14 HOW TO ACHIEVE CREDIBILITY -A- Limiting your strategic freedom. 1- Leaving the outcome beyond your control. 2- Delegation: mandated negotiating agent with appropiate incentives that should be different from yours. 3- Burning your bridges or sinking your ships (eliminate actions). 4- Cutting off communication.

15 HOW TO ACHIEVE CREDIBILITY -B- Changing your future payoffs. 1- Reputation: if you play repeatedly with the same or different opponents, it might be worthwhile to invest in a reputation of fulfilling always your threats and promises. 2- Moving in small steps: break the threat or promise into many small pieces. Ex: Paying the constructor of your house. 3- Teamwork (peer pressure). 4- Rational irrationality (it makes sense in an incomplete information scenario). 5- Contracts (but beware, contracts can be renegotiated).

16 FRIGHTENING MANY WITH ONE THREAT Assume that you have ten employees. Each one gets a payoff of 5000 euros from working hard, a payoff of 10000 euros from shirking and a payoff of 0 from getting fired. Effort is verifiable and you want all them to work hard. But, you can fire, at most, one employee, and your employees know this. How can you make them all work hard?

17 CHANGING THE ORDER OF MOVES What would happen in the simple simultaneous games we studied in previous lectures, if players move sequentially and with perfect information? Does the outcome of the game change? Does it matter to move first or second? Does any player improve (or not) his payoff? Can both players do better in the sequential game? We will check this possibility for the Prisoners´ Dilemma, the Assurance game, the Chicken game and other strategic structures.
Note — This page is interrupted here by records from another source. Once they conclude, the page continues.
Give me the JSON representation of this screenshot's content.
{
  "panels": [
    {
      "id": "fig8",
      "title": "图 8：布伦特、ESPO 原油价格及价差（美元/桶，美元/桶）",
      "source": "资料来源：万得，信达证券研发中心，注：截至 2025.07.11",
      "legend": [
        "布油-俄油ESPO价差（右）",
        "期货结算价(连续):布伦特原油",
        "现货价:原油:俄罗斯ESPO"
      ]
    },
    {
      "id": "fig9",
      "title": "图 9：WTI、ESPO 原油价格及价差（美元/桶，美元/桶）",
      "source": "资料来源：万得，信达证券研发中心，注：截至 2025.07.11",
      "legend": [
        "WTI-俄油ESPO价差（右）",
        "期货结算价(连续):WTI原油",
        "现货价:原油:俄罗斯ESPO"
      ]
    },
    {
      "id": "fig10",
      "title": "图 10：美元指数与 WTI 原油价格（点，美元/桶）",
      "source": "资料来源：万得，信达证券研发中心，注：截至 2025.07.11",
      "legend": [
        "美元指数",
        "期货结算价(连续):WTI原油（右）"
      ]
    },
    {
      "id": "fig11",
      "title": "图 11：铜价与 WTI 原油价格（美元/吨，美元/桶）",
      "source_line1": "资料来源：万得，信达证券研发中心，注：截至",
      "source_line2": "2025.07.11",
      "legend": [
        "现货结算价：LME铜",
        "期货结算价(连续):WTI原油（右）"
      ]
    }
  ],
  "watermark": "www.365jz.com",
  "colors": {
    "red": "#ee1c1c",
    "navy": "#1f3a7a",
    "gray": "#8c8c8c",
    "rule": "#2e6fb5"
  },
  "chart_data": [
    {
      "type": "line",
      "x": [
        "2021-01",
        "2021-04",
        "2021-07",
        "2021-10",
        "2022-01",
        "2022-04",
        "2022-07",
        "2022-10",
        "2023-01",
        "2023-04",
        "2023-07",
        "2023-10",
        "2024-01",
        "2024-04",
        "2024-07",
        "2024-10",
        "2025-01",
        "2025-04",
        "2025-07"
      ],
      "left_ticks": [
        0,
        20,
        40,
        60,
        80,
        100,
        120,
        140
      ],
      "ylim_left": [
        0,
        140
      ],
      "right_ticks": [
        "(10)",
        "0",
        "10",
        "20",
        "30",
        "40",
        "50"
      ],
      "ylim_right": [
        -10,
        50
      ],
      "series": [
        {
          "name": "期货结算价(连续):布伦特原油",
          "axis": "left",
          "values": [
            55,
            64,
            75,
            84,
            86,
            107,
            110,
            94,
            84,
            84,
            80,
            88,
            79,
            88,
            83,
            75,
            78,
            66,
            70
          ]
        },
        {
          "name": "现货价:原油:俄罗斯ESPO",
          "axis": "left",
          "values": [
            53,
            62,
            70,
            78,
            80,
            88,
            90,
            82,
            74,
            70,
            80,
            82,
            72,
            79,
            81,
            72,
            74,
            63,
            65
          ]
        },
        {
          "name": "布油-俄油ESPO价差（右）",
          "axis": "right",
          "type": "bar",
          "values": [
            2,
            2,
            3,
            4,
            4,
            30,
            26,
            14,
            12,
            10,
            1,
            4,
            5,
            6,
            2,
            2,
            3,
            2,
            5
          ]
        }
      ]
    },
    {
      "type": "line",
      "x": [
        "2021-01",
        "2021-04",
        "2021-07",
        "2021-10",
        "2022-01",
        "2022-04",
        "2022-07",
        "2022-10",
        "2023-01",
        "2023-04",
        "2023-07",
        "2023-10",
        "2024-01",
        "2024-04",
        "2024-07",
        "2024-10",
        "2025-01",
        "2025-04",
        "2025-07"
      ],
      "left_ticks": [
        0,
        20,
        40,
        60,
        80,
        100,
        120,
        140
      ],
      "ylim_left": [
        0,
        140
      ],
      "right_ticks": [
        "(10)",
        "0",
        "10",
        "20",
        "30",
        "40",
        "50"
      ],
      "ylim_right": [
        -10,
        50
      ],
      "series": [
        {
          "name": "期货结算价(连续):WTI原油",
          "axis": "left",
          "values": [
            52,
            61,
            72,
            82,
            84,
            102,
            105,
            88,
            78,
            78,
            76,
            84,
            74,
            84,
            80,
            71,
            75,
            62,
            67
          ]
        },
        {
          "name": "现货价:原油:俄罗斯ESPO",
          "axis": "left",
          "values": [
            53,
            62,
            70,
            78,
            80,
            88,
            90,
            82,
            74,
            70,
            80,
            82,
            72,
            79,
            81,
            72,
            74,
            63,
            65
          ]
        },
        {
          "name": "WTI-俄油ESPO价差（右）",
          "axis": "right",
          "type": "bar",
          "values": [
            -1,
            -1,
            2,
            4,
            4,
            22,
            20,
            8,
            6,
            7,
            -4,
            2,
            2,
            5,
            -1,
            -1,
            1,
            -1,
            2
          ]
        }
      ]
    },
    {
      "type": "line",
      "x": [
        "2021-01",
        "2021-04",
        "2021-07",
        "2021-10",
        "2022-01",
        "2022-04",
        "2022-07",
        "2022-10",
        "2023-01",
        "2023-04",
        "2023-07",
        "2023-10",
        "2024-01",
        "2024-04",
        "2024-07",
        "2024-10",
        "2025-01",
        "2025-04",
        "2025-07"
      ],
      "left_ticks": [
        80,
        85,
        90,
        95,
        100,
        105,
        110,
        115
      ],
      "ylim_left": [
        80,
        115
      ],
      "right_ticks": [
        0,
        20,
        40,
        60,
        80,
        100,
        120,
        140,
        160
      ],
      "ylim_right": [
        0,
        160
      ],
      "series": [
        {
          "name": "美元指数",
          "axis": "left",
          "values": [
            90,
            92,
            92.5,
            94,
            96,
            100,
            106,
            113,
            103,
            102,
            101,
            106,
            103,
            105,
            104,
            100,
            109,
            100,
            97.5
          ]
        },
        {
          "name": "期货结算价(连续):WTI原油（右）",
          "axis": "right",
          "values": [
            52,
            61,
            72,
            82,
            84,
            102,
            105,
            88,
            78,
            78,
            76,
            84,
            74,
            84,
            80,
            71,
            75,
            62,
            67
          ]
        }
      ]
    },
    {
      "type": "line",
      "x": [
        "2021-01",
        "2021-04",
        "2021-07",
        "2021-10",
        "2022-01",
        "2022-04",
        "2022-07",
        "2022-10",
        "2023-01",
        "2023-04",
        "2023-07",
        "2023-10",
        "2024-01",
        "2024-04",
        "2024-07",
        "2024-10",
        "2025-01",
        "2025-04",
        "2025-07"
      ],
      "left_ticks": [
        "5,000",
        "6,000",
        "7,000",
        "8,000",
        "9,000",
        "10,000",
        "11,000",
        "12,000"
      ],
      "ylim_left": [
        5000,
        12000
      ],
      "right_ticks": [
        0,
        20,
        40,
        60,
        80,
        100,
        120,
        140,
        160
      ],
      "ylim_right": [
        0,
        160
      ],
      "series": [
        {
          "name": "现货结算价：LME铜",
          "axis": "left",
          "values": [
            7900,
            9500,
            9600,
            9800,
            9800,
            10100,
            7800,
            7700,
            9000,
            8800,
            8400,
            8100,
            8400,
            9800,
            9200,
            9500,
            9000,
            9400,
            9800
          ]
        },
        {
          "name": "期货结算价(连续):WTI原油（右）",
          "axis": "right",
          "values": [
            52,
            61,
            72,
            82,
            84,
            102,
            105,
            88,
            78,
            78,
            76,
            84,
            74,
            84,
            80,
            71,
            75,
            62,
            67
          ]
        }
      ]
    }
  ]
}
18 ULTIMATUM GAME A seller and a buyer bargain on the price of an indivisible good. The monetary valuation of the buyer is 140 euros and the seller´s provision cost is 130 euros. This is common knowledge. The seller announces a price and the buyer accepts or rejects it. In case of rejection, there is no trade. Two individuals can share 10 euros but only after agreeing how to divide them. The rules of the negotiation are: player 1 (the proposer) makes a take-it-or-leave-it offer of division and player 2 (the responder) accepts or rejects it. If there is rejection the game ends without an agreement.

19 ULTIMATUM GAME: experimental regularities. 1. There are virtually no offers above 0.5. 2. The vast majority of offers in almost any study is in the interval [0.4, 0.5]. 3. There are almost no offers below 0.2. 4. Low offers are frequently rejected and the probability of rejection decreases in general with the size of the offer. 5. If the responder´s option to reject is removed (the dictator game), the proposers become significantly less generous.